Dal Vangelo secondo Marco 16, 15-20
In quel tempo, [Gesù apparve agli Undici] e disse loro: «Andate in tutto il mondo e proclamate il Vangelo a ogni creatura. Chi crederà e sarà battezzato sarà salvato, ma chi non crederà sarà condannato. Questi saranno i segni che accompagneranno quelli che credono: nel mio nome scacceranno demòni, parleranno lingue nuove, prenderanno in mano serpenti e, se berranno qualche veleno, non recherà loro danno; imporranno le mani ai malati e questi guariranno».
Il Signore Gesù, dopo aver parlato con loro, fu elevato in cielo e sedette alla destra di Dio.
Allora essi partirono e predicarono dappertutto, mentre il Signore agiva insieme con loro e confermava la Parola con i segni che la accompagnavano.
Don Giancarlo commenta il Vangelo: l’Ascensione
L’Ascensione di Gesù al Cielo è strettamente legata alla missione della Chiesa. Una interessante prospettiva la reperiamo dalla teologia di Balthasar, il quale evidenzia come Cristo, di fronte all’apparente fallimento della sua missione, compia un atto di affidamento nelle mani del Padre e tale atto apra di fatto lo spazio alla missione dello Spirito: “Ma io vi dico la verità: è bene per voi che io me ne vada, perché, se non me ne vado, non verrà a voi il Paràclito; se invece me ne vado, lo manderò a voi. E quando sarà venuto, dimostrerà la colpa del mondo riguardo al peccato, alla giustizia e al giudizio. Riguardo al peccato, perché non credono in me; riguardo alla giustizia, perché vado al Padre e non mi vedrete più; riguardo al giudizio, perché il principe di questo mondo è già condannato” (Gv 16,7-11).

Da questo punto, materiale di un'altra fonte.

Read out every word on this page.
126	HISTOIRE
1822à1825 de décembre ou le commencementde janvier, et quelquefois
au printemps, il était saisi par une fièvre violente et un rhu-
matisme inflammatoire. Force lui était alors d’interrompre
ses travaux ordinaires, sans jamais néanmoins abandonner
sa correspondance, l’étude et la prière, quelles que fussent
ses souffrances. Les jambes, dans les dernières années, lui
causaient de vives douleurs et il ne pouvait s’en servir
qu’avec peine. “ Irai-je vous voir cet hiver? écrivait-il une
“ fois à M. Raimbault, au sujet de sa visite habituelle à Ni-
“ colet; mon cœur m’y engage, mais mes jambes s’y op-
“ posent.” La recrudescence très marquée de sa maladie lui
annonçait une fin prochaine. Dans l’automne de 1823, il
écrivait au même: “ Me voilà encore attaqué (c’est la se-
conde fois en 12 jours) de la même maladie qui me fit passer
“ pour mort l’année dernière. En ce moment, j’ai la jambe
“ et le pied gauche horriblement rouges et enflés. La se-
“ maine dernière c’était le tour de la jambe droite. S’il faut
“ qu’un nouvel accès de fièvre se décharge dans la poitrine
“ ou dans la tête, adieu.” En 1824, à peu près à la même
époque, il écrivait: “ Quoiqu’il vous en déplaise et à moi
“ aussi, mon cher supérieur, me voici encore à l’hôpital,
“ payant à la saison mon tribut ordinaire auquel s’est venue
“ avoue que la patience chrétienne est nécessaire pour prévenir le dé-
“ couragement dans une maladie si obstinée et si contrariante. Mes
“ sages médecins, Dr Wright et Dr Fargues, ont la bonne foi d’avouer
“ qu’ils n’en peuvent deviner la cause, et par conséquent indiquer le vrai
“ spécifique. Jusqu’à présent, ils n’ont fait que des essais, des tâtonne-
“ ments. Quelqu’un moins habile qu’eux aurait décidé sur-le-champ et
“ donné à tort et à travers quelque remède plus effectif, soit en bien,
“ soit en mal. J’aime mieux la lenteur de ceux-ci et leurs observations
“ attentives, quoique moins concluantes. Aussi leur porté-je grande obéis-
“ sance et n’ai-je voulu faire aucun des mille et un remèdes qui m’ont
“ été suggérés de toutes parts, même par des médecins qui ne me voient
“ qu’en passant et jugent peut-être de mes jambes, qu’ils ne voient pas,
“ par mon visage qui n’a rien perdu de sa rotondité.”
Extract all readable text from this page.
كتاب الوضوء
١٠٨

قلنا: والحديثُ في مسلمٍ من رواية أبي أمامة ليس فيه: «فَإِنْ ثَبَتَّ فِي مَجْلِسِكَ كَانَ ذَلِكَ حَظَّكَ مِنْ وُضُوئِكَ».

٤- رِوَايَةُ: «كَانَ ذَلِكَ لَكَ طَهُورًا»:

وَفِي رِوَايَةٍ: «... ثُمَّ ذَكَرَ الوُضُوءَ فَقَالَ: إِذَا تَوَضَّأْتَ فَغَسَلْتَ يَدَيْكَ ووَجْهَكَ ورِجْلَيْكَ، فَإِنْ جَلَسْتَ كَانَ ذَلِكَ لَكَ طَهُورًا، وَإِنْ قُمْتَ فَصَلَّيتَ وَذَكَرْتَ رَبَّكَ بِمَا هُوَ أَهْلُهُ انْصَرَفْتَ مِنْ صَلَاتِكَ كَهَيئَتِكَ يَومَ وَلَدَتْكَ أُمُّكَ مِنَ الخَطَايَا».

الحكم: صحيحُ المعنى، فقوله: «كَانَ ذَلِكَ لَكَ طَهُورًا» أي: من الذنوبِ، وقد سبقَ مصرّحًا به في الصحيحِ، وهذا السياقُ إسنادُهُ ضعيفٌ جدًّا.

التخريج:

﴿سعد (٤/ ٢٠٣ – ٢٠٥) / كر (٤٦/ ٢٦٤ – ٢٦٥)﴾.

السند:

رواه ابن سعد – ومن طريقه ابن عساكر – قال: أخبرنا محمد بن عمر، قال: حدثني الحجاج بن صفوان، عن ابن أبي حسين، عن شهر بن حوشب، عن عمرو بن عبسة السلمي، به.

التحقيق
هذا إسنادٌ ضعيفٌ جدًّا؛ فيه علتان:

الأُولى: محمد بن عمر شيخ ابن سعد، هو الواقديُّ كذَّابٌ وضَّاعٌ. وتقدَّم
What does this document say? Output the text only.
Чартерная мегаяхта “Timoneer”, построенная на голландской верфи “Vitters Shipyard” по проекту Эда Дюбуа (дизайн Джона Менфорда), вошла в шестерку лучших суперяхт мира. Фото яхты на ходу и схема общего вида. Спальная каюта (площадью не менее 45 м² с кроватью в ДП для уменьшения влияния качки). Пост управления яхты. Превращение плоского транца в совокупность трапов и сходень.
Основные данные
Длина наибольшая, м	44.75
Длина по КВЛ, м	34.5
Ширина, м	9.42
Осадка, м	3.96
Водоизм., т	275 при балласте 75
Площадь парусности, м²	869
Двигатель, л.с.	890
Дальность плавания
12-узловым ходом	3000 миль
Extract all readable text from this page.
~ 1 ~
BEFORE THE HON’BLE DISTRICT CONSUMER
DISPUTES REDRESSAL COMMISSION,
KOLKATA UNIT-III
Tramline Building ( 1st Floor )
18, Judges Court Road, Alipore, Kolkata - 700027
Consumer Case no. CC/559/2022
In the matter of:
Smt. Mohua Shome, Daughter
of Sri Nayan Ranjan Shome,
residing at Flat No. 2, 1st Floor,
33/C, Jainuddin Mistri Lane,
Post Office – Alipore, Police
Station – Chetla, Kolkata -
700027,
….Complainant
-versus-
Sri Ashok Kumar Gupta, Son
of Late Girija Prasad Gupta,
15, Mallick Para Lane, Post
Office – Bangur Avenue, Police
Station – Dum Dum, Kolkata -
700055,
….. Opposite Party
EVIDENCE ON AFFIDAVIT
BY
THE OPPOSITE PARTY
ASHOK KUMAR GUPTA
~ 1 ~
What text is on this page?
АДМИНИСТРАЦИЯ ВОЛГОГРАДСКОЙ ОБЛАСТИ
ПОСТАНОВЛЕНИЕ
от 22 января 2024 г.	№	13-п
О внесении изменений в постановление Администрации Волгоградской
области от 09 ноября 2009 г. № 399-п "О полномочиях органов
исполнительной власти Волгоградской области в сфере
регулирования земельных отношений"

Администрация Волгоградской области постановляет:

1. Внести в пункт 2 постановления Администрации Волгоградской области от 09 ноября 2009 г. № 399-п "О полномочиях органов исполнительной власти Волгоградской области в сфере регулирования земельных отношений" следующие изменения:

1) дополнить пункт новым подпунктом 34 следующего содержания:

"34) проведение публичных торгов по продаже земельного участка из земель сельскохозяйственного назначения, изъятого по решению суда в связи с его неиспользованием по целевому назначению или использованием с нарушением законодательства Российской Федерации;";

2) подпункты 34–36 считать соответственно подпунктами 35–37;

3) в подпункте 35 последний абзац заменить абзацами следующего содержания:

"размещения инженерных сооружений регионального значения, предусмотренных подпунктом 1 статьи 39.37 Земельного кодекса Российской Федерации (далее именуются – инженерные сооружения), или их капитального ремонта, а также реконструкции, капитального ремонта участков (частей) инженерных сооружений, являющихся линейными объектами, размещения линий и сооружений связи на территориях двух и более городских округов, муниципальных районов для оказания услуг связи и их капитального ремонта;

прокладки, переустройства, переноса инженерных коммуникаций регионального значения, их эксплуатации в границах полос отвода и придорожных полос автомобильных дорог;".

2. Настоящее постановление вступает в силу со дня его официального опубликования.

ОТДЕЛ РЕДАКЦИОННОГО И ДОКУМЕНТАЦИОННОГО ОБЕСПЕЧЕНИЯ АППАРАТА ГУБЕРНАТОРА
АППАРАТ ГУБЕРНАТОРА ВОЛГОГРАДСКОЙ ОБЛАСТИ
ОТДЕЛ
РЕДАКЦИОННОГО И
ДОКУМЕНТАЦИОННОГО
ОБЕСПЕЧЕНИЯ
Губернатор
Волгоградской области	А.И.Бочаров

A questo proposito è molto illuminante un commento a Balthasar di Cozzi: “La fecondità del sacrificio del Figlio, di quel lasciar essere/fare che si realizza proprio sulla croce e che traspone nel tempo le relazioni trinitarie, ci rimanda alla partecipazione della Chiesa al sacrificio di Gesù: ‘Lo Spirito si diffonde nel mondo per rendere sempre di nuovo presente, in unione con la Chiesa, il sacrificio ora diventato celeste ed eterno dell’Agnello come immolato e così rendere partecipe la Chiesa della Pasqua di Cristo'”.
La fede
Il comandamento di predicare il Vangelo è aperto a tutto il mondo. La vittoria della Pasqua di Gesù sul peccato e sulla morte, contenute nell’annuncio del kerygma, passano attraverso l’accoglienza nella fede del mistero Pasquale di Cristo e il fonte battesimale. È soprattutto il battesimo oggi il sacramento da riscoprire all’interno di ogni cammino adulto di fede, in particolar modo per tutti coloro che desiderano entrare sempre più in profondità nell’amore misericordioso di Dio. La fede risulta essere quella virtù teologale data maggiormente per scontata, tuttavia la più trascurata e la più decisiva. È la fede che ci permette di accedere alla vittoria di Cristo proclamata nel Vangelo, perché costituisce la risposta obbediente alla chiamata ad entrare nell’Alleanza di Dio in Cristo.
La missione della Chiesa
È forse più problematico per noi il riferimento ai segni che accompagnano gli annunciatori del Vangelo (Mc 16,17-18) e meriterebbe una considerazione a sé stante. Qui ci limitiamo a sottolineare il corretto rapporto che occorre avere con Dio, ovvero: il punto nodale è il discernimento della volontà di Dio all’interno della nostra vita e fuggire la tentazione di considerare Dio come colui che avvalla ogni nostro modo di pensare ed agire. Il Vangelo di Marco termina con Gesù che Ascende in Cielo e i discepoli che obbediscono al comando di Cristo, scoprendo che veramente egli è l’Emmanuele, il Dio con noi (cfr. Mt 18,23).
“La missione della Chiesa, infatti, deriva dal mistero del Dio uno e trino, dal mistero del suo amore creatore. E l’amore non è soltanto presente in qualche modo in Dio: Egli stesso lo è, è per sua natura amore. E l’amore di Dio non vuole essere isolato in sé, ma secondo la sua natura vuole diffondersi. Nell’incarnazione e nel sacrificio del Figlio di Dio, esso ha raggiunto l’umanità – cioè noi – in modo particolare, e questo attraverso il fatto che Cristo, il Figlio di Dio è, per così dire, uscito dalla sfera del suo essere Dio, si è fatto carne ed è diventato uomo; non soltanto per confermare il mondo nel suo essere terreno, ed essere il suo compagno che lo lascia così come è, ma per trasformarlo”. (Benedetto XVI, discorso, Konzerthaus di Freiburg im Breisgau Domenica, 25 settembre 2011).